In many ways, Iran's military enjoyed the same shackles as had the Red Army. Instead of political control, the mullahs exerted religious control, but the result was much the same. A Russian colonel who made a fatal strategic mistake would have found himself replaced; a Pasdaran colonel who blundered might well find himself dead.

The effect, in terms of squelching any real initiative among field officers, was very much the same.

The imbalance in forces didn't concern Sergeyev much. America's conflict in Vietnam had demonstrated to the world that a nation did not need to match the Americans tank for tank, ship for ship, man for man in order to win. What was necessary was will. Mehdi Baba-Janzadeh was absolutely right. Faced with high casualty rates and falling numbers in the polls, the American Congress lacked will.

But the American people… ah, that was another thing entirely. America's citizens were much like ordinary Russians — strong, proud, resilient, determined, and willing to sacrifice for the greater good.
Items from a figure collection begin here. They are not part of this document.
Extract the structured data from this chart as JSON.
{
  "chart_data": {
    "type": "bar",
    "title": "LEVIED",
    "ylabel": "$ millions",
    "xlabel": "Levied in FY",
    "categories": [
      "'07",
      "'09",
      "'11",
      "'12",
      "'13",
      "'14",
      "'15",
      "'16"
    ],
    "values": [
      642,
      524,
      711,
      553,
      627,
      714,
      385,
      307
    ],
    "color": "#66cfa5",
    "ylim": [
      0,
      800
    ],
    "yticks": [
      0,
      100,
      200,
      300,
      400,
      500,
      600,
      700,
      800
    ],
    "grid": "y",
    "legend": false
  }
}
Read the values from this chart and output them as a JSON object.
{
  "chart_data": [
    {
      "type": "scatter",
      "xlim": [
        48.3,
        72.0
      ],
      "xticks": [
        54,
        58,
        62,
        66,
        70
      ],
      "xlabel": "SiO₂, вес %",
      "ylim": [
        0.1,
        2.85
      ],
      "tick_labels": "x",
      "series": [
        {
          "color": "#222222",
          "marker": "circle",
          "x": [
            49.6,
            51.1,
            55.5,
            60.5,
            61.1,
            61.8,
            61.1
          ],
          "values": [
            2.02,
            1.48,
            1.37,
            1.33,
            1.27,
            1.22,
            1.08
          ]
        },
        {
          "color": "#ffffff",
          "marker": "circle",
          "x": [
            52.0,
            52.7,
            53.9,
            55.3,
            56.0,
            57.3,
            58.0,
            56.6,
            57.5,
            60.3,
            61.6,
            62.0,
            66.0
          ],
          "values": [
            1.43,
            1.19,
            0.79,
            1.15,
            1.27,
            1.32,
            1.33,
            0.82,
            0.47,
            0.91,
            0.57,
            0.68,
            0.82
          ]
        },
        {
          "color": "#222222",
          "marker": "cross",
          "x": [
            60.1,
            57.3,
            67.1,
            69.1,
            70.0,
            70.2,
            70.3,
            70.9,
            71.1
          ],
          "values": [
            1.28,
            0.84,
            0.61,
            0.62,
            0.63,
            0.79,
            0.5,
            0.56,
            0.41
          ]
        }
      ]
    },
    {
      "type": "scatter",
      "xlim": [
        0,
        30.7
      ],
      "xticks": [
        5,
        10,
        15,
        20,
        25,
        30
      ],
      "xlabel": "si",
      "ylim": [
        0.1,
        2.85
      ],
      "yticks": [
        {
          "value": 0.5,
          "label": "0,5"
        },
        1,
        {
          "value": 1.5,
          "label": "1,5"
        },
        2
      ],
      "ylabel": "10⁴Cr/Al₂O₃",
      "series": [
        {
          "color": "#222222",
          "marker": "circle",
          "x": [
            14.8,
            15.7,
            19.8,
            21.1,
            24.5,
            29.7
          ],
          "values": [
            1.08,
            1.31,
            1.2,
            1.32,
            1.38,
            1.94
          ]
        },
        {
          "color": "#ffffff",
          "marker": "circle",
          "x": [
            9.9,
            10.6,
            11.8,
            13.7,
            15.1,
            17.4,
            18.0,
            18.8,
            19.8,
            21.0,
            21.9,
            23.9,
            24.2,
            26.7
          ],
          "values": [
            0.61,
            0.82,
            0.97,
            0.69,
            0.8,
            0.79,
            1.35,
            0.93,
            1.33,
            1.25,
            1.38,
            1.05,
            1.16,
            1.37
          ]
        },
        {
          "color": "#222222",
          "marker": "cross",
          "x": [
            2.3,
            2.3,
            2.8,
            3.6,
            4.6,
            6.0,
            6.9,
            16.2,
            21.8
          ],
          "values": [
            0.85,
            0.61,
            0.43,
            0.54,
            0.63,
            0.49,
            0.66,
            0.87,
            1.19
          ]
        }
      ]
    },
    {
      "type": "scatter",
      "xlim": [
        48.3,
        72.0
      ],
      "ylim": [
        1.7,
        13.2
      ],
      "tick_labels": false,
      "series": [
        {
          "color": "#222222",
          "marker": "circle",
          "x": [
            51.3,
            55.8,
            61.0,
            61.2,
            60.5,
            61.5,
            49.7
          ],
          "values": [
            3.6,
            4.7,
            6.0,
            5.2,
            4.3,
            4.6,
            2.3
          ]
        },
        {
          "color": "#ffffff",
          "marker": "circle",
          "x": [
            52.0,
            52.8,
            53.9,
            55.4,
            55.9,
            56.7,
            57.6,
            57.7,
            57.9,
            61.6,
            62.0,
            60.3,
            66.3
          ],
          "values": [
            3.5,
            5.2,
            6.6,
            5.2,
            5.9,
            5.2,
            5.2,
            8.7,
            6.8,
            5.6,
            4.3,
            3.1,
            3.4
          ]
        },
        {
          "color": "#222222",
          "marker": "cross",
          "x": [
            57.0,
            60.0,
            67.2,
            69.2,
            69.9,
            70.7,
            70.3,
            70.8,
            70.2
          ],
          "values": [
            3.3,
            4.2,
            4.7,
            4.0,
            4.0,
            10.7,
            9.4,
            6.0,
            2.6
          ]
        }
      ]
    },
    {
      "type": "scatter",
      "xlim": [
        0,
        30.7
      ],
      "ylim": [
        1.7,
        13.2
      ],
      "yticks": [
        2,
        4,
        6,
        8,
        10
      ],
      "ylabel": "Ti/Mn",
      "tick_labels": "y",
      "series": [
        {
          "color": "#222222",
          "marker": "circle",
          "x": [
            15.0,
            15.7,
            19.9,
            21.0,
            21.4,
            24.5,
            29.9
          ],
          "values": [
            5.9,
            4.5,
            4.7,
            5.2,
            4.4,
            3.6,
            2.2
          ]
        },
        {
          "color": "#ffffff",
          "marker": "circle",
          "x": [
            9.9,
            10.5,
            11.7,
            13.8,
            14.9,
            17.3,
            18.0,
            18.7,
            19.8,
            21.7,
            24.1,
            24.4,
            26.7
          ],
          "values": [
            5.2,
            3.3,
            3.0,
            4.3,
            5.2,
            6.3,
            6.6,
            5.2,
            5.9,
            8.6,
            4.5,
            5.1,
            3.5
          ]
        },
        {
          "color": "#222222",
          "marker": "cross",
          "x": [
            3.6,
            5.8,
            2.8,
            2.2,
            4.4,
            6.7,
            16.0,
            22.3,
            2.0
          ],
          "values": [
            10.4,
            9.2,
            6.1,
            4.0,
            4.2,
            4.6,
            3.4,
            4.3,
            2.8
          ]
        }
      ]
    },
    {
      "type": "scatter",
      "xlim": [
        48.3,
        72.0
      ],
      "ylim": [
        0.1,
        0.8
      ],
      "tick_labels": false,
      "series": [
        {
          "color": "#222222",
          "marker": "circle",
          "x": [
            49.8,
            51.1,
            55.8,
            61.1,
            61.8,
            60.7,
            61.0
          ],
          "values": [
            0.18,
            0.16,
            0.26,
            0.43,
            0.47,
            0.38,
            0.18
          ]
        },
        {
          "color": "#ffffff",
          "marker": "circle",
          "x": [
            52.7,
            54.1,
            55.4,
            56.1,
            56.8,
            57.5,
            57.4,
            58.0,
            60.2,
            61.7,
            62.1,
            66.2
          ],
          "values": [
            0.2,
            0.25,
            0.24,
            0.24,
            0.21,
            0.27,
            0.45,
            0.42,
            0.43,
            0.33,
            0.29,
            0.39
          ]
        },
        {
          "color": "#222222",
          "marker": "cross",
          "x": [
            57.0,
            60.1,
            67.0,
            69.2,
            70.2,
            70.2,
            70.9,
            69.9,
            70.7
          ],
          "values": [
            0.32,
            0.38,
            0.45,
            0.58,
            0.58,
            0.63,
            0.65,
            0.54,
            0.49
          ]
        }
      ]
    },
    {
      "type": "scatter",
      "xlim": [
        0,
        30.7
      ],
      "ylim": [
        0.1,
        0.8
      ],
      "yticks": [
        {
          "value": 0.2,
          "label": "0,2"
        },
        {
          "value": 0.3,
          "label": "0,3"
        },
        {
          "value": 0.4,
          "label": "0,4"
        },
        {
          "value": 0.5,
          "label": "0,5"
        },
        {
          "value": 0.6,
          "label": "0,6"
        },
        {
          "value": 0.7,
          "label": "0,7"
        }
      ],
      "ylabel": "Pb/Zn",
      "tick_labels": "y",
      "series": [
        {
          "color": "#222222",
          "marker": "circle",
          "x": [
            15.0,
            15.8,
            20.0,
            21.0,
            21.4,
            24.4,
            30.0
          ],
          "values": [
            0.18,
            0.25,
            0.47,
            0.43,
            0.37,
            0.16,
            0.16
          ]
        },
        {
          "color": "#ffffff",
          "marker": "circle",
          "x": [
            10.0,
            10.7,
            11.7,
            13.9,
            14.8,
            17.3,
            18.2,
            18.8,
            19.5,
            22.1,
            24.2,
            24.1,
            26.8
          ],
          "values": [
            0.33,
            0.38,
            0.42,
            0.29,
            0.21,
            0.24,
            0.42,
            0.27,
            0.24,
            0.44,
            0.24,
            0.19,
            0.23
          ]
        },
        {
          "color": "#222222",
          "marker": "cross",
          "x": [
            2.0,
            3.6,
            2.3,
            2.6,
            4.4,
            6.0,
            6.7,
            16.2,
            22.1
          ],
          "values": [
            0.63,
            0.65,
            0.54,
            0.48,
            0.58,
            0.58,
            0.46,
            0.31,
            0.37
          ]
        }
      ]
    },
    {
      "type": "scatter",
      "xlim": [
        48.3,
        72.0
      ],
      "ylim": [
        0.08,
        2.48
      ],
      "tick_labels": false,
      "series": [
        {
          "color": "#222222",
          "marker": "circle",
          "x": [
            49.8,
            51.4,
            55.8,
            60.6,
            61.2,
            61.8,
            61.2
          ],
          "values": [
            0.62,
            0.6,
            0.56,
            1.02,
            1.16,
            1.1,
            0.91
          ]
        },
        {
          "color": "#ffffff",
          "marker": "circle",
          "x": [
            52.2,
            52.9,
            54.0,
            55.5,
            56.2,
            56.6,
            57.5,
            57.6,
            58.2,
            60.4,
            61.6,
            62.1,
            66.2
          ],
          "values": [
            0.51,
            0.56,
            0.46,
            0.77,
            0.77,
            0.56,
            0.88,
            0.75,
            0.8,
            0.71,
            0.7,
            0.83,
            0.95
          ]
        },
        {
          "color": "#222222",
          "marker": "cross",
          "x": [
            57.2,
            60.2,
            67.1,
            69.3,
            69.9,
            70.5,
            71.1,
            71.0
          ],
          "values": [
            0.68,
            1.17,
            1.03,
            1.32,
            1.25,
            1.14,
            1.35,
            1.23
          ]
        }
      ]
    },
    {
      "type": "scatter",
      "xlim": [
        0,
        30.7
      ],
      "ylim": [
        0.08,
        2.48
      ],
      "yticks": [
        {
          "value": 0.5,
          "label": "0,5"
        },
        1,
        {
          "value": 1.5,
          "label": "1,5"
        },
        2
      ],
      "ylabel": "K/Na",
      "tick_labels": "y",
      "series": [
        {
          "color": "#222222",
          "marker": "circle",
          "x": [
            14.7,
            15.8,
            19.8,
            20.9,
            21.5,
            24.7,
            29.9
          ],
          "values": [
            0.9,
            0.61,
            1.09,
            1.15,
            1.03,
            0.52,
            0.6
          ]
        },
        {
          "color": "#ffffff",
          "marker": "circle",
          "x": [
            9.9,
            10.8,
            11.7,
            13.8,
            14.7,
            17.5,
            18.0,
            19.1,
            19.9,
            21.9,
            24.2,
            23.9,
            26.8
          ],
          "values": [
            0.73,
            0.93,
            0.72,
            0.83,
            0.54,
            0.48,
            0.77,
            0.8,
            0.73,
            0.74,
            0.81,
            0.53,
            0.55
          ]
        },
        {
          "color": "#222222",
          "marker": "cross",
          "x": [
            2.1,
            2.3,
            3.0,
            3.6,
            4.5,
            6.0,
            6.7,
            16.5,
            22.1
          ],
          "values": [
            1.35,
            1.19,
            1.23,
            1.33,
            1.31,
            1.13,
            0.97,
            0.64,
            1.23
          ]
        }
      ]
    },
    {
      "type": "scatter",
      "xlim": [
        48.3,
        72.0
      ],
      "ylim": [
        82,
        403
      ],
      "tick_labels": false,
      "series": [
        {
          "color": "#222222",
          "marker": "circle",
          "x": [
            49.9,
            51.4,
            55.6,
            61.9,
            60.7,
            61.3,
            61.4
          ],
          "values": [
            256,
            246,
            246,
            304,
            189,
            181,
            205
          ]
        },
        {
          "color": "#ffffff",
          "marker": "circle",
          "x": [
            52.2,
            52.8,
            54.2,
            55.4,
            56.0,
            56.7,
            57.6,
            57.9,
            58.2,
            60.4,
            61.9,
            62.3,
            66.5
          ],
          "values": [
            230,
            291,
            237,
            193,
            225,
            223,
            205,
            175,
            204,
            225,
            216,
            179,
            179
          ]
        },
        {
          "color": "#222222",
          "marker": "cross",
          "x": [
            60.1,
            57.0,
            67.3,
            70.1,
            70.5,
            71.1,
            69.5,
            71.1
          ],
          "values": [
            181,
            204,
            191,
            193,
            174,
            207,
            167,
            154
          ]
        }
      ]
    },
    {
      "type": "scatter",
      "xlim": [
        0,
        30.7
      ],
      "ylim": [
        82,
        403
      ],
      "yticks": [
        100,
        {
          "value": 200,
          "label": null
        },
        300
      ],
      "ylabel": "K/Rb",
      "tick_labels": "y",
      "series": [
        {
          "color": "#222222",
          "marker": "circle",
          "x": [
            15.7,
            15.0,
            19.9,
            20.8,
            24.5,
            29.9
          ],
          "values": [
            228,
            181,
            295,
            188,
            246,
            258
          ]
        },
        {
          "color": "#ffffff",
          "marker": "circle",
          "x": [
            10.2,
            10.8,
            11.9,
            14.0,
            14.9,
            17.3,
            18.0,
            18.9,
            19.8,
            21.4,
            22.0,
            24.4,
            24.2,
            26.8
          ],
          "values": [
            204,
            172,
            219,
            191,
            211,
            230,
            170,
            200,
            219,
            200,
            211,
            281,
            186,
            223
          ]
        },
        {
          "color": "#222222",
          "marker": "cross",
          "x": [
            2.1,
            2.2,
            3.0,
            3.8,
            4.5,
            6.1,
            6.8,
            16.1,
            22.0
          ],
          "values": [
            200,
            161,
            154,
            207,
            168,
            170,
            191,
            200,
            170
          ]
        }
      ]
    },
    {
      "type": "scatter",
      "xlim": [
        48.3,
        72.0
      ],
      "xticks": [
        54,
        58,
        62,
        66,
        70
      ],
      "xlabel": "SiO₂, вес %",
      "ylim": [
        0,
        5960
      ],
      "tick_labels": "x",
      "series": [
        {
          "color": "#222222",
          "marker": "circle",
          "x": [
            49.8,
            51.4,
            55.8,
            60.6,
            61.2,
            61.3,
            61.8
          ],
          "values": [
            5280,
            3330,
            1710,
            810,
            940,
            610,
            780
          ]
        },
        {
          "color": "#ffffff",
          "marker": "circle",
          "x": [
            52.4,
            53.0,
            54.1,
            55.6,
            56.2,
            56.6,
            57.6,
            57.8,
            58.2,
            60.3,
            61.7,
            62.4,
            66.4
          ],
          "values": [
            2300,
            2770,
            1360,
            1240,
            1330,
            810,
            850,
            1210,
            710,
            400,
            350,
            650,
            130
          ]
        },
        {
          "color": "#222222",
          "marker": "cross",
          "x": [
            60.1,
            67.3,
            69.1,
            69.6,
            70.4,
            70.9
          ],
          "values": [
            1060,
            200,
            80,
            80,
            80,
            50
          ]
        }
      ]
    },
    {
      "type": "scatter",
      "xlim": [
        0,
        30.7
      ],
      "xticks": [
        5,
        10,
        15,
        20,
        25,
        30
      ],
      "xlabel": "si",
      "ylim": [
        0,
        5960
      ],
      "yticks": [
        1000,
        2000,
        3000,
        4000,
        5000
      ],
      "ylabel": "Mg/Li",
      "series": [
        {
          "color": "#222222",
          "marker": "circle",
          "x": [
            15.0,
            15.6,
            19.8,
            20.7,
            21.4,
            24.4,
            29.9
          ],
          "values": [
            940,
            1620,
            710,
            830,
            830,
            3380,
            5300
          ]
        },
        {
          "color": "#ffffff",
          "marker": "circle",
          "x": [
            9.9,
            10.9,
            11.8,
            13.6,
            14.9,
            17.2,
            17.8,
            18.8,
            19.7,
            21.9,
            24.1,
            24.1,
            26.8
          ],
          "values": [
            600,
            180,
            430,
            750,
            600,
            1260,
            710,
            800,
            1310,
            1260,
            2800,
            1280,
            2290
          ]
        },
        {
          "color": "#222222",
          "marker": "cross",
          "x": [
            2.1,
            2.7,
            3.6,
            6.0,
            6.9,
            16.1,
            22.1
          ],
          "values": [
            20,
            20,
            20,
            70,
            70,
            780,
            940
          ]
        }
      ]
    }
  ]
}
Would the loss of a nuclear aircraft carrier or a few thousand of their Marines convince Washington to withdraw from the Gulf? Or would the American people roll up their sleeves and settle in for a long and brutal war, determined to carry it through to the end? Sergeyev honestly didn't know the answer to that, so finely balanced was it on the sword's edge of history. During the Great Patriotic War, the Americans had fought through to final and decisive victory both in Europe and in the Pacific. In Vietnam, the American public had been weakened and divided by dissent; their military had won the victories, but their politicians had lost the war.

Baba-Janzadeh's problem was that he assumed that the majority of the American public, because they were not devotees of Islam, were weak and dissolute, lacking in will and determination. During the Cold War, Moscow had underestimated them in a similar way because they were capitalists rather than Communists. Sergeyev's deployment in the United States with the GRU had convinced him that ordinary Americans should never be underestimated.